Interruption due to COVID
mmpdb development has been on hold since February 2020. The extra child minding and general upheaval of life meant I have had to focus on chemfp.
mmpdb development is expected to resume in mid-February 2021, once chemfp 3.5 is released.
Why is mmpdb interesting?
Many people have written software to find matched molecular pairs. I know of one company with several different in-house versions, and I doubt they are unique.
Some of these companies are looking to switch to mmpdb for internal use because it has several features beyond what most other tools have.
- mmpdb can handle large data sets.
- mmpdb uses the fragment-and-indexing approach of Hussain and Rea. The fragmentation step is parallelized. When re-fragmenting an updated compound dataset, the previous fragmentation information can be reused as a cache, rather than re-computing all of the fragments.
- The fragmentation is fully canonical, giving in fully canonical transforms. (The original Hussain and Rea method could identify up to 6 different, equivalent transforms for 3-cut fragmentations.)
- Chiral structures are handled through “up-enumeration”, where all 3n chiral, inverted chiral, and achiral forms (up to uniqueness) are fragmented and indexed.
- The local chemical environment may affect a transform. The fragmentation step computes circular fingerprints around the attachment points, up to a radius of 5 bonds, which is used during indexing to identify transforms at different levels of environment specificity.
- If physical property information is available, then indexing will generate “property rules”. These contain overall statistics and a list of the associated pairs, for each environment radius.
- The indexing results are stored in a relational database; currently SQLite-only. This crowdfunding effort will add Postgres support.
mmpdb: An Open-Source Matched Molecular Pair Platform for Large Multiproperty Data Sets, which was made an ACS Editors’ Choice.
How do you explain “crowdfunding” to accounting?

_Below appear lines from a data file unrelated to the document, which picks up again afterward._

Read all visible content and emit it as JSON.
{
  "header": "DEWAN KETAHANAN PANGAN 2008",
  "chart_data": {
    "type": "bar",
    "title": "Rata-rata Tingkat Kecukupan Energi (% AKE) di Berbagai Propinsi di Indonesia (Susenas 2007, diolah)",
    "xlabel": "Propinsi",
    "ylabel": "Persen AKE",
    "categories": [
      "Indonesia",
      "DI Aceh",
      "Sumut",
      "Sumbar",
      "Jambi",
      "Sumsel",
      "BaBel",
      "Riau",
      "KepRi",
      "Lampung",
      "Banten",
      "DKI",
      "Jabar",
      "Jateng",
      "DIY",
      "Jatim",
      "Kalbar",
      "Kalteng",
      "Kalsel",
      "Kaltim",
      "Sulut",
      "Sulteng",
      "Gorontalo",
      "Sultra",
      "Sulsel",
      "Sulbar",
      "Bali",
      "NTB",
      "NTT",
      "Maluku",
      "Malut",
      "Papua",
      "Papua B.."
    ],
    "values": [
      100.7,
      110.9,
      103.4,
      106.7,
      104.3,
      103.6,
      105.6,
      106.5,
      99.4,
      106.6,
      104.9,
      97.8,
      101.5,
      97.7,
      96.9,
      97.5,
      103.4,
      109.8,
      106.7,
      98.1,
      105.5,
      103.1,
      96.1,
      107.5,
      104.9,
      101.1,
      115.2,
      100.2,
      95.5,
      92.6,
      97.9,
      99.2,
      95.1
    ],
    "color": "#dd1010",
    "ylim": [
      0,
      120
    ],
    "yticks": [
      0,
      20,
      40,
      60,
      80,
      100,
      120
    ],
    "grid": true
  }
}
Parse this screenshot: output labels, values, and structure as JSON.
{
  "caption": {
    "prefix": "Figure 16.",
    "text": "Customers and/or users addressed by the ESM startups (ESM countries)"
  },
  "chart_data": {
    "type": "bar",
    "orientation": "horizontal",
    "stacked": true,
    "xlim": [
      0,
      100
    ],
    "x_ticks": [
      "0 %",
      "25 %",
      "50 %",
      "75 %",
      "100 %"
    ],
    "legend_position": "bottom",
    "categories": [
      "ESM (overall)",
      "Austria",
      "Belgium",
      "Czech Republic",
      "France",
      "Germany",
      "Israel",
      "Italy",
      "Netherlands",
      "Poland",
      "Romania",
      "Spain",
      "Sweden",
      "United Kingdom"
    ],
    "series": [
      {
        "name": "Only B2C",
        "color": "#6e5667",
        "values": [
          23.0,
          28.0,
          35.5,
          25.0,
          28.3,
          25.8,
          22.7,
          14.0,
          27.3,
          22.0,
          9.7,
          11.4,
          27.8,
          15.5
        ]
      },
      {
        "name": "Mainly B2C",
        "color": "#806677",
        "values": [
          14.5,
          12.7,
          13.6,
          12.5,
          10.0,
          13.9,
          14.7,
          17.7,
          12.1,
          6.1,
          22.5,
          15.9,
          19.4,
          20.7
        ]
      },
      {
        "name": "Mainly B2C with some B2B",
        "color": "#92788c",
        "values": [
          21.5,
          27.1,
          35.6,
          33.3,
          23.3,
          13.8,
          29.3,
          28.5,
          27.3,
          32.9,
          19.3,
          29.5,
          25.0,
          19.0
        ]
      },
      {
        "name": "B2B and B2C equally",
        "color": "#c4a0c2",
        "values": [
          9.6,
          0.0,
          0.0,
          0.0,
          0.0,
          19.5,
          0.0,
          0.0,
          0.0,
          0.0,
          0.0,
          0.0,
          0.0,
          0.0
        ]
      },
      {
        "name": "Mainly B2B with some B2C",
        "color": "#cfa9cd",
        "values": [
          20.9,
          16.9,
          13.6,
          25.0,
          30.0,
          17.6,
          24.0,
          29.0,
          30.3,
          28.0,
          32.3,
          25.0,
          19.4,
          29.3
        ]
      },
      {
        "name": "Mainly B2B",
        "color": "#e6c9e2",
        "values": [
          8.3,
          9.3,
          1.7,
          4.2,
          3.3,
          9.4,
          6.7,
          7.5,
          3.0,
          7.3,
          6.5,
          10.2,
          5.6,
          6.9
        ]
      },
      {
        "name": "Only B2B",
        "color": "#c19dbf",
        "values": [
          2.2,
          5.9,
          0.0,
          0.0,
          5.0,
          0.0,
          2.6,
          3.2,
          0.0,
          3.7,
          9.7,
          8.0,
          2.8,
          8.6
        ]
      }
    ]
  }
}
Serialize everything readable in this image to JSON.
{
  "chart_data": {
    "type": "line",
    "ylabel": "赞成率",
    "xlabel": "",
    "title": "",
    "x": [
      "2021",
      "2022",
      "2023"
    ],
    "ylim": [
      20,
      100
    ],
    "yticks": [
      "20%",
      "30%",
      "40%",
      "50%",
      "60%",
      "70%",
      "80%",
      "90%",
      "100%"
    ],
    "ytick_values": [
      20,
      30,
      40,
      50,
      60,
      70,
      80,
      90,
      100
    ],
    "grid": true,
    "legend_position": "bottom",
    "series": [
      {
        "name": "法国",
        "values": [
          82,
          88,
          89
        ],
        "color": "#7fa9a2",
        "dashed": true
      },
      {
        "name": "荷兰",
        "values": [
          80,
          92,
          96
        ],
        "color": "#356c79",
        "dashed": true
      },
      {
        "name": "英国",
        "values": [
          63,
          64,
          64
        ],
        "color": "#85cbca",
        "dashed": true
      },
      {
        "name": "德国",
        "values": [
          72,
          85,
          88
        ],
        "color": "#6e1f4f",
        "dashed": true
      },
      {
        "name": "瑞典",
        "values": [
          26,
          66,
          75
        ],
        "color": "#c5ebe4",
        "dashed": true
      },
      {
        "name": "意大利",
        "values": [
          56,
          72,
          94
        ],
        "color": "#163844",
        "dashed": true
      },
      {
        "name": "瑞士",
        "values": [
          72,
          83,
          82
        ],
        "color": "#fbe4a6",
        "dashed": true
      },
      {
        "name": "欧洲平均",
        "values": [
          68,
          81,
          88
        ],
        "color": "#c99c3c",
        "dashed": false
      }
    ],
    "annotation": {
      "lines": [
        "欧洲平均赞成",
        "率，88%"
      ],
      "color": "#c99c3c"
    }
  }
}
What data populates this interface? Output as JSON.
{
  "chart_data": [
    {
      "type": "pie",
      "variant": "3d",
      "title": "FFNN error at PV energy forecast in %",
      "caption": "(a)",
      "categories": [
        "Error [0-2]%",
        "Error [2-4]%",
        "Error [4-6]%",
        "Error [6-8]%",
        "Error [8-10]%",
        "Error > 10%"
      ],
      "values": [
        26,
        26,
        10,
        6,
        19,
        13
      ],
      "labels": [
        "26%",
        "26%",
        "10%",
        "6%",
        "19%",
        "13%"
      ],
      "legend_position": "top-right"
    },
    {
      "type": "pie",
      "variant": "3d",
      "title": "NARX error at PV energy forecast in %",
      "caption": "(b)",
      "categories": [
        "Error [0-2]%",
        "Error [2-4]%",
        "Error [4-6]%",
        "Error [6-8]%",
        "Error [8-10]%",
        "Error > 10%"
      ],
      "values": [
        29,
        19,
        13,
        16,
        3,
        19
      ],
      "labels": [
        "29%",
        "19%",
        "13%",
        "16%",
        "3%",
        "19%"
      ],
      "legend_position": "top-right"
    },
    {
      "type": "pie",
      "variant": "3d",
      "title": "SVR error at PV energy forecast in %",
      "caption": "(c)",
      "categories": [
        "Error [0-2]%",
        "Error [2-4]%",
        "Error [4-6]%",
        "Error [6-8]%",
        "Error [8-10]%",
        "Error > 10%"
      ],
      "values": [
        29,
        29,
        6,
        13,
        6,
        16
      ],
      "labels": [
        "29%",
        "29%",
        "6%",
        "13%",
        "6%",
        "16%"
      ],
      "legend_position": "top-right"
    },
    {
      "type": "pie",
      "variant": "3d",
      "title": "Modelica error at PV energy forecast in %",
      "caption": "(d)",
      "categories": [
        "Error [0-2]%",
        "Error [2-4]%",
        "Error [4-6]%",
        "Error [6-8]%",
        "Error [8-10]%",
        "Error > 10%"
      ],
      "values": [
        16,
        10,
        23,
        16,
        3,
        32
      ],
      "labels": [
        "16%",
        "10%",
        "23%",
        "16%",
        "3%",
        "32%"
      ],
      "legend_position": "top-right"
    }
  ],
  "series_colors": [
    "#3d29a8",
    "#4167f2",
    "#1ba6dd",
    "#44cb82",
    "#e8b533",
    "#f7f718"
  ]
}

Don’t. (Unless you really want to.) Instead, tell them that you are going to purchase a new version of mmpdb with the following features:- Postgres support, as an alternative to the existing SQLite support;
- A new ‘
mmpdb proprulecat
’ command to export the property rules in the database (transformation details and property statistics of the associated pairs) in CSV form, along with a fragment SMILES for the given environment.
In addition, your purchase includes membership in the crowdfunding consortium. As more people join, and additional funding goals met, I will continue to improve mmpdb, and you will get those improvements as part of your membership.
If EUR 23 000 is raised, I will contribute the new code upstream to the main mmpdb repository for anyone to use by 1 October 2020. If EUR 50 000 is raised, I will contribute the new code upstream “immediately.” The deadline for joining the consortium is 15 February 2020 – join now!
Why should you fund mmpdb?
If you want to use mmpdb in-house, then you probably also want someone to support it, and improve it. While you can do that yourself – it is open-source and available for free – it’s cheaper for you if you can share that cost with other people.
Of course, it’s even cheaper if other people pay for mmpdb development, and you get the result for free. This crowdfunding effort uses a delayed release model to incentivize you to pay for mmpdb now, rather than wait most of a year for the new features.
In the long term, people have asked for new features like a web interface to mmpdb, or support for categorial properties and multi-valued properties. The current mmpdb code base is not set up for this sort of growth. It needs some cleanup, and has only a basic test suite.
If you want those sorts of interesting long-term features, then you should fund this effort now to set the groundwork for future growth and show that crowdfunding can be the way to get there.
How do I join?
Send me an email saying that you are interested. Once I get a purchase order, you are a member.
Here are the suggested consortium membership rates:
- Academics - EUR 1 000 (no warranty and only limited support)
- Industry - EUR 5 000 (includes 9 months of support)
Feel free to pay more if you want! We can also discuss the price to add other specific features you may want me to develop, as well as possible features to add in future crowdfunding efforts.
If invoicing doesn’t work for you, I can arrange a PayPal transaction, with a 5% overhead.